Published on December 6, 2017        Author: 

As pointed out by the Financial Times (FT), the UK’s withdrawal from the EU will require the renegotiation of more than 700 international agreements from which the UK currently benefits by virtue of its EU membership. Given the political and economic importance of transatlantic relations for both the UK and EU, the United States is arguably a good place to start when it comes to gaining a deeper understanding of the challenge at hand. As this post argues, before reaching the substantive questions surrounding the new agreements, even determining the number of treaties that may need to be replaced with new U.S.-UK ones is not a straightforward task.

In an address of November 28, 2017, Secretary of State Tillerson urged both sides to move the withdrawal process “forward swiftly and without unnecessary acrimony” and offered “an impartial hand of friendship to both parties”. Meanwhile, the Brexit negotiations are nearing a crucial point in mid-December, when it will be determined whether “sufficient progress” has been achieved for the two sides to start looking to the future—with each other and with strategic partners such as the U.S.

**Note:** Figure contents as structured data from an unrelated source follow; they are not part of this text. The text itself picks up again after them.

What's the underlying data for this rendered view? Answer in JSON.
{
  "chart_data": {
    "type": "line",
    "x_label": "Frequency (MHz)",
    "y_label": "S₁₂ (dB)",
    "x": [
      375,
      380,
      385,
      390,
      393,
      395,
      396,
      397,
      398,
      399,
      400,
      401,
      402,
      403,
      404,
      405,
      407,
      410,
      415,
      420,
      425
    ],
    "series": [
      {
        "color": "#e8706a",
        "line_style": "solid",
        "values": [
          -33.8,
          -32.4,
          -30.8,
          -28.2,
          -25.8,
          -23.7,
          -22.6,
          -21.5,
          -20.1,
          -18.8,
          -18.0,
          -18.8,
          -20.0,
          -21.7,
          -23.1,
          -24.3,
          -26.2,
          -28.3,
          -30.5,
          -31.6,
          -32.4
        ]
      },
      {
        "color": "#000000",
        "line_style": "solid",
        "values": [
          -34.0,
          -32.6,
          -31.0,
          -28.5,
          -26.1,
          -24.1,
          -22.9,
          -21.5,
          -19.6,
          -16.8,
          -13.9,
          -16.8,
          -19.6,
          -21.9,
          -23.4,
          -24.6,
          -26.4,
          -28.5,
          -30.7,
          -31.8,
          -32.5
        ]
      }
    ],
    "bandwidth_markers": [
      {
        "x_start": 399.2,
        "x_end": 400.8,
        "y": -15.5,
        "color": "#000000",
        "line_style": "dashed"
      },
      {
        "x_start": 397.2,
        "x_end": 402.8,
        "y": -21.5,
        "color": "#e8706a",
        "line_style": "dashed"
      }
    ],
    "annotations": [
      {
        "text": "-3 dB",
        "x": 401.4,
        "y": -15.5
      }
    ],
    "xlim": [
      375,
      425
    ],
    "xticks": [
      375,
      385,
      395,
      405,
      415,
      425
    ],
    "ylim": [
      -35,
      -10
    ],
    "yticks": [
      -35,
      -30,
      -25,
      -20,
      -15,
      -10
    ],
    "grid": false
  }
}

In determining the UK’s post-Brexit “special relationship” with the U.S., some preliminary discussions are already underway. However, the UK will be free to conduct fully-fledged negotiations only once it ceases to be an EU member. In anticipation of the many legal and political questions that these negotiations will raise, a preliminary—seemingly simple—matter would be to establish what the actual treaty relations between the U.S. and EU are. Three comprehensive and authoritative sources can be drawn upon to this end: The U.S. State Department’s Treaties in Force 2017, the EU’s Treaty Office Database, and the FT’s Brexit treaty renegotiation checklist. The only problem is, they do not match up. According to the State Department, there are 31 bilateral treaties in force between the EU and U.S., according to the EU’s Treaty Office, the number is 52, and according to the FT, it is 37. Hence, establishing the extent and content of legal relations affected by Brexit amounts in the first place to an empirical challenge.

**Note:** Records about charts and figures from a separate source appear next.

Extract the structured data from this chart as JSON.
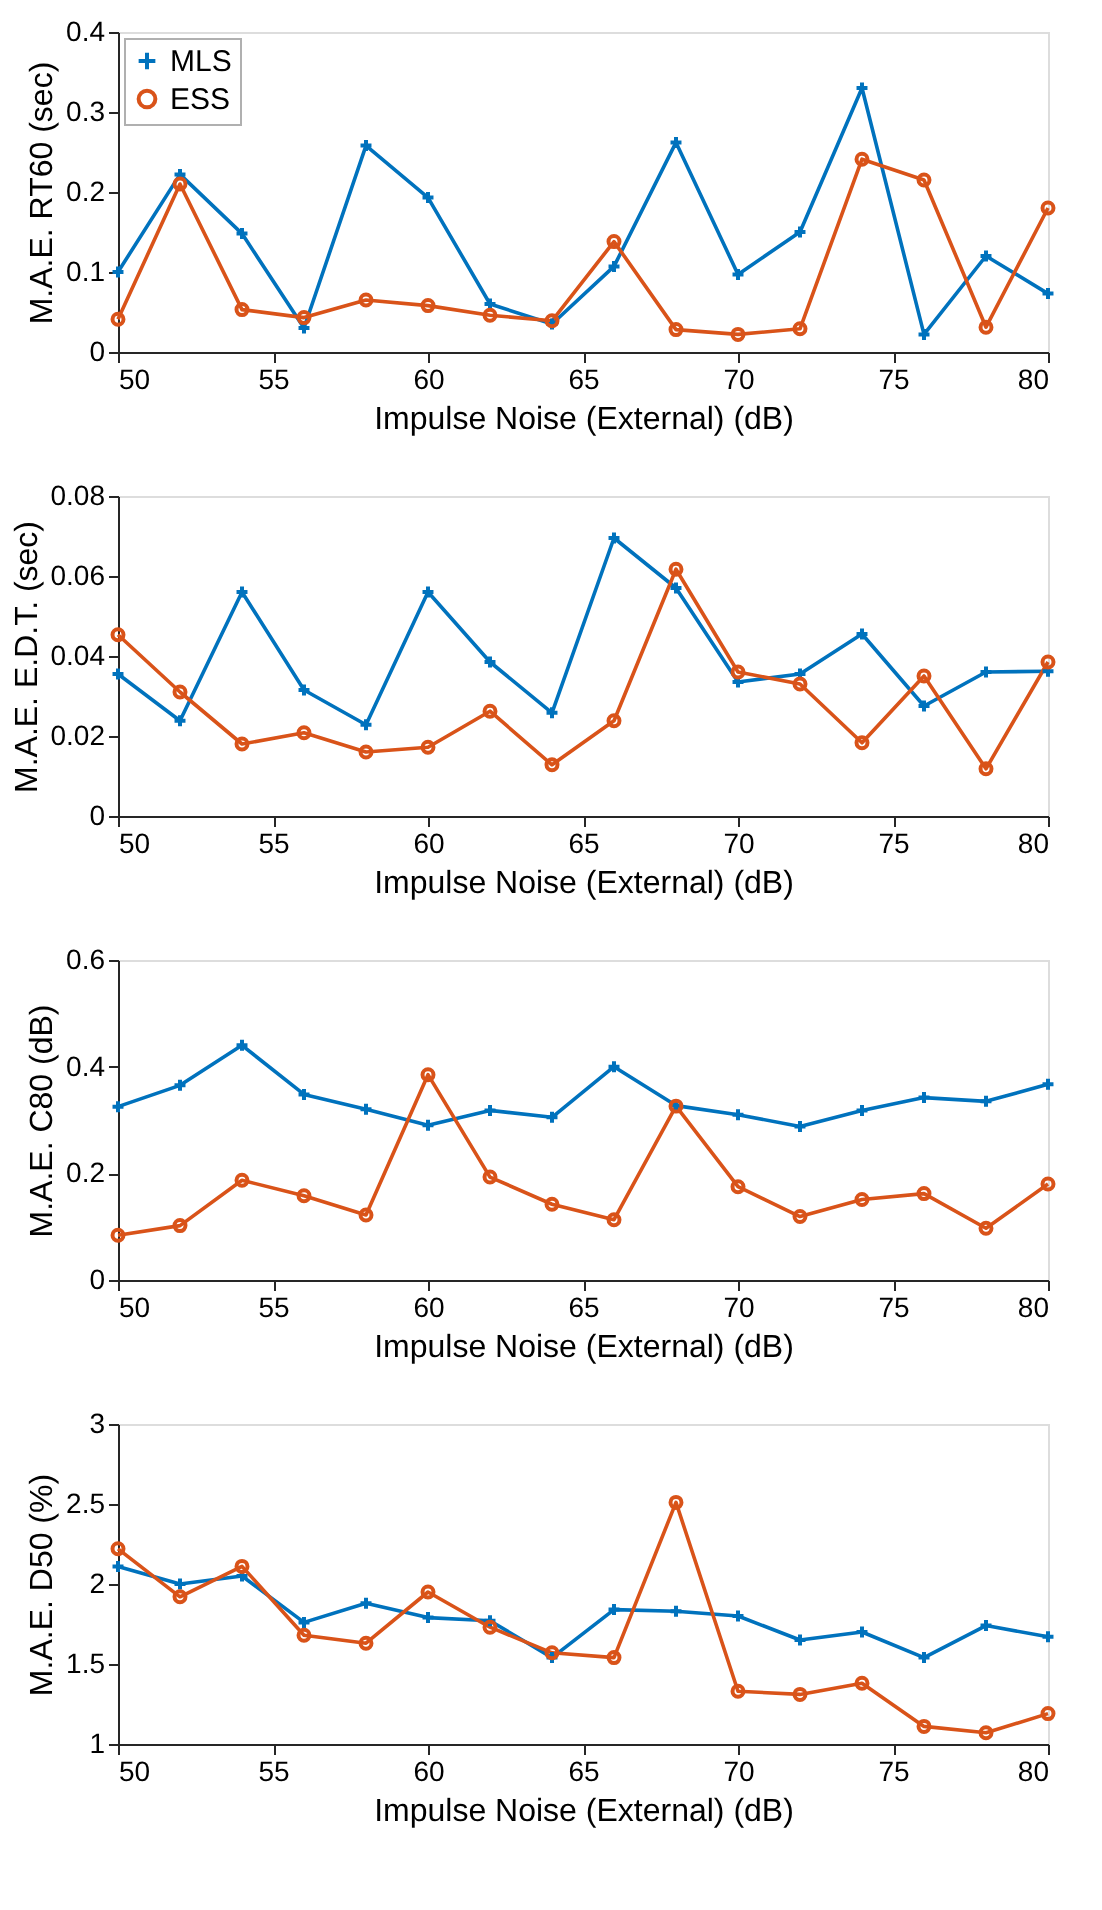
{
  "chart_data": [
    {
      "type": "line",
      "xlabel": "Impulse Noise (External) (dB)",
      "ylabel": "M.A.E. RT60 (sec)",
      "x": [
        50,
        52,
        54,
        56,
        58,
        60,
        62,
        64,
        66,
        68,
        70,
        72,
        74,
        76,
        78,
        80
      ],
      "xlim": [
        50,
        80
      ],
      "xticks": [
        50,
        55,
        60,
        65,
        70,
        75,
        80
      ],
      "ylim": [
        0,
        0.4
      ],
      "yticks": [
        0,
        0.1,
        0.2,
        0.3,
        0.4
      ],
      "legend": "top left",
      "grid": false,
      "line_style": "solid",
      "series": [
        {
          "name": "MLS",
          "color": "#0072bd",
          "marker": "cross",
          "values": [
            0.1,
            0.222,
            0.148,
            0.03,
            0.258,
            0.193,
            0.06,
            0.035,
            0.107,
            0.262,
            0.097,
            0.15,
            0.33,
            0.022,
            0.12,
            0.073
          ]
        },
        {
          "name": "ESS",
          "color": "#d95319",
          "marker": "circle",
          "values": [
            0.041,
            0.21,
            0.053,
            0.043,
            0.065,
            0.058,
            0.046,
            0.039,
            0.138,
            0.028,
            0.022,
            0.029,
            0.241,
            0.215,
            0.031,
            0.18
          ]
        }
      ]
    },
    {
      "type": "line",
      "xlabel": "Impulse Noise (External) (dB)",
      "ylabel": "M.A.E.  E.D.T. (sec)",
      "x": [
        50,
        52,
        54,
        56,
        58,
        60,
        62,
        64,
        66,
        68,
        70,
        72,
        74,
        76,
        78,
        80
      ],
      "xlim": [
        50,
        80
      ],
      "xticks": [
        50,
        55,
        60,
        65,
        70,
        75,
        80
      ],
      "ylim": [
        0,
        0.08
      ],
      "yticks": [
        0,
        0.02,
        0.04,
        0.06,
        0.08
      ],
      "legend": "top left",
      "grid": false,
      "line_style": "solid",
      "series": [
        {
          "name": "MLS",
          "color": "#0072bd",
          "marker": "cross",
          "values": [
            0.0355,
            0.0238,
            0.056,
            0.0315,
            0.0228,
            0.056,
            0.0385,
            0.0258,
            0.0695,
            0.057,
            0.0335,
            0.0355,
            0.0455,
            0.0275,
            0.036,
            0.0362
          ]
        },
        {
          "name": "ESS",
          "color": "#d95319",
          "marker": "circle",
          "values": [
            0.0453,
            0.031,
            0.018,
            0.0208,
            0.016,
            0.0172,
            0.0262,
            0.0128,
            0.0238,
            0.0617,
            0.036,
            0.033,
            0.0183,
            0.035,
            0.0118,
            0.0385
          ]
        }
      ]
    },
    {
      "type": "line",
      "xlabel": "Impulse Noise (External) (dB)",
      "ylabel": "M.A.E. C80 (dB)",
      "x": [
        50,
        52,
        54,
        56,
        58,
        60,
        62,
        64,
        66,
        68,
        70,
        72,
        74,
        76,
        78,
        80
      ],
      "xlim": [
        50,
        80
      ],
      "xticks": [
        50,
        55,
        60,
        65,
        70,
        75,
        80
      ],
      "ylim": [
        0,
        0.6
      ],
      "yticks": [
        0,
        0.2,
        0.4,
        0.6
      ],
      "legend": "top left",
      "grid": false,
      "line_style": "solid",
      "series": [
        {
          "name": "MLS",
          "color": "#0072bd",
          "marker": "cross",
          "values": [
            0.325,
            0.365,
            0.44,
            0.348,
            0.32,
            0.29,
            0.318,
            0.305,
            0.4,
            0.327,
            0.31,
            0.288,
            0.318,
            0.342,
            0.335,
            0.367
          ]
        },
        {
          "name": "ESS",
          "color": "#d95319",
          "marker": "circle",
          "values": [
            0.084,
            0.102,
            0.187,
            0.158,
            0.122,
            0.385,
            0.193,
            0.142,
            0.113,
            0.326,
            0.175,
            0.119,
            0.151,
            0.162,
            0.097,
            0.18
          ]
        }
      ]
    },
    {
      "type": "line",
      "xlabel": "Impulse Noise (External) (dB)",
      "ylabel": "M.A.E. D50 (%)",
      "x": [
        50,
        52,
        54,
        56,
        58,
        60,
        62,
        64,
        66,
        68,
        70,
        72,
        74,
        76,
        78,
        80
      ],
      "xlim": [
        50,
        80
      ],
      "xticks": [
        50,
        55,
        60,
        65,
        70,
        75,
        80
      ],
      "ylim": [
        1,
        3
      ],
      "yticks": [
        1,
        1.5,
        2,
        2.5,
        3
      ],
      "legend": "top left",
      "grid": false,
      "line_style": "solid",
      "series": [
        {
          "name": "MLS",
          "color": "#0072bd",
          "marker": "cross",
          "values": [
            2.11,
            2.0,
            2.05,
            1.76,
            1.88,
            1.79,
            1.77,
            1.54,
            1.84,
            1.83,
            1.8,
            1.65,
            1.7,
            1.54,
            1.74,
            1.67
          ]
        },
        {
          "name": "ESS",
          "color": "#d95319",
          "marker": "circle",
          "values": [
            2.22,
            1.92,
            2.11,
            1.68,
            1.63,
            1.95,
            1.73,
            1.57,
            1.54,
            2.51,
            1.33,
            1.31,
            1.38,
            1.11,
            1.07,
            1.19
          ]
        }
      ]
    }
  ]
}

In an effort to better understand this challenge, this post will first explain the reasons for (most of) these discrepancies, and subsequently offer its own assessment of the number of treaties. Before doing so, it should be stressed that this analysis focusses on bilateral international agreements only, i.e., agreements between the U.S. and the EU, either with or without the EU’s Members States alongside it. Agreements including additional parties would be categorized as multilateral agreements, of which there is also a significant number involving both the EU and U.S. and which raise additional difficulties, as illustrated recently in the dispute over the post-Brexit splitting of tariff rate quotas at the WTO. Moreover, the analysis focusses on treaties in force, thus excluding treaties pending ratification or those which are being provisionally applied (such as the 2007 Open Skies Agreement). As a final caveat, this post does not delve into any of the many administrative agreements concluded directly between U.S. and EU agencies (see for a useful overview the table compiled by Peter Chase in Daniel Hamilton and Jacques Pelkmans (eds.), Rule-Makers or Rule-Takers: Exploring the Transatlantic Trade and Investment Partnership (2015), pp. 55-60). What this post seeks to show is that even a single bilateral treaty relationship is challenging enough to grasp.